Jana and Theresa told us that curbside fundraising at the Arboretum was rather dismal. The reception provided by the drivers was, simply put, unfriendly. It was surprising to hear after my own experience; I couldn't stop thinking of the verse, "It is easier for a camel to go through the eye of a needle than for a rich man to enter the kingdom of God."

Lynn's a consultant for Cookie Lee (jewelry). She and several friends are having a fundraiser Monday night, where they will donate a percentage of their proceedings to the Leukemia and Lymphoma Society. Her lymphoma has been in readmission for a year; she'll be contributing a personal story soon. Mitzi's planning to have a garage sell; I need to ask her if we can combine our efforts.

4/8 Marie, Angela, Lynn

Warning: some gushing ahead. Several weeks ago, Monica was having lunch with her friends from Emmis Austin. She mentioned that I was having a slow moment in fundraising and they really came through! Thus, I am now only eight hundred dollars away from the fundraising goal! My fundraising deadline is April 17th. If you can donate any amount, please don't hesitate.

Tuesday, April 04, 2006

A Purpose For Everything: Jeanette Spears

I found out during our Saturday morning training that quite a few people have very personal motivation to be part of Team in Training. Jeanette, our coach, is one prime example. She has been a cancer survivor the last year and half and just came out of surgery in January.

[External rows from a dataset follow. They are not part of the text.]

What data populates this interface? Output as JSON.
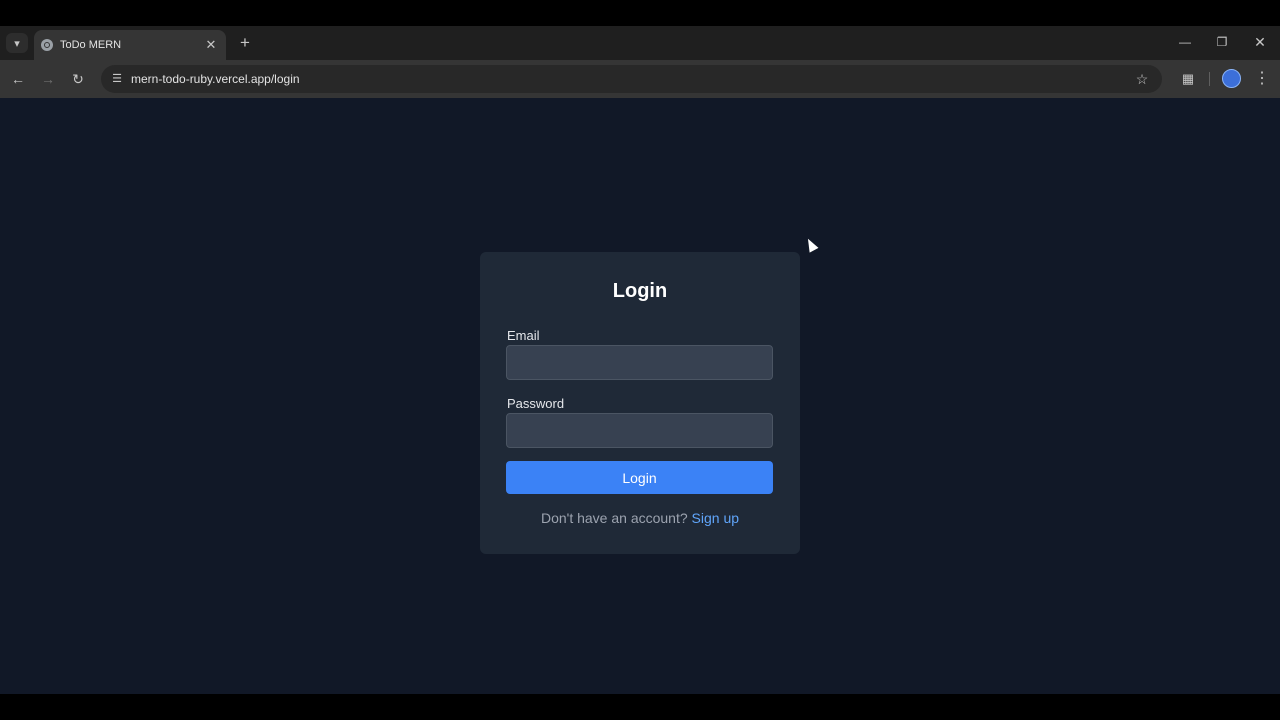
{
  "browser": {
    "tab": {
      "title": "ToDo MERN",
      "favicon": "globe-icon"
    },
    "address": {
      "url": "mern-todo-ruby.vercel.app/login"
    },
    "icons": {
      "tab_search": "chevron-down-icon",
      "tab_close": "close-icon",
      "new_tab": "plus-icon",
      "back": "arrow-left-icon",
      "forward": "arrow-right-icon",
      "reload": "reload-icon",
      "site_info": "tune-icon",
      "bookmark": "star-icon",
      "extensions": "puzzle-icon",
      "profile": "avatar",
      "menu": "more-vert-icon",
      "minimize": "minimize-icon",
      "restore": "restore-icon",
      "close_window": "close-icon"
    }
  },
  "login": {
    "title": "Login",
    "email_label": "Email",
    "email_value": "",
    "password_label": "Password",
    "password_value": "",
    "submit_label": "Login",
    "signup_prompt": "Don't have an account?",
    "signup_link": "Sign up"
  },
  "colors": {
    "page_bg": "#111827",
    "card_bg": "#1f2937",
    "input_bg": "#374151",
    "button_bg": "#3b82f6",
    "link": "#60a5fa"
  }
}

I moved to Austin in 2000. I didn’t know a soul. Be it conscious or not, I was looking for a place I would fit in. I was always active, but had never participated in any type of formalized athletics since high school. I was blessed to have been introduced to a wonderful group of women who peaked my interest in triathlons and running. It truly became my life.

As I was training for the Danskin triathlon in 2003 I had a serious bicycle accident and shattered my collar bone. I was sidelined for many months. I didn’t want to give up my involvement in this new world I had discovered, so I would just show up for practice even though I couldn’t physically participate. That’s when I began studying the sport and getting certified. I was eventually asked to stay on as a coach. That is how my coaching career began.

In May of 2004 I was diagnosed with Colorectal Cancer. Once again, I was sidelined from participating but still felt compelled to stay involved. I would show up and coach with my chemo pump and iliostomy. The only way they could keep me away was to put me in the hospital.

During this time I met a wonderful person who worked for the Leukemia and Lymphoma Society. She suggested I look into coaching for Team In Training. What a great opportunity this would be. Not only would I do something I loved but I would be involved with people trying to make a difference in the lives of cancer patients. People say there is a purpose for everything. Maybe this is mine.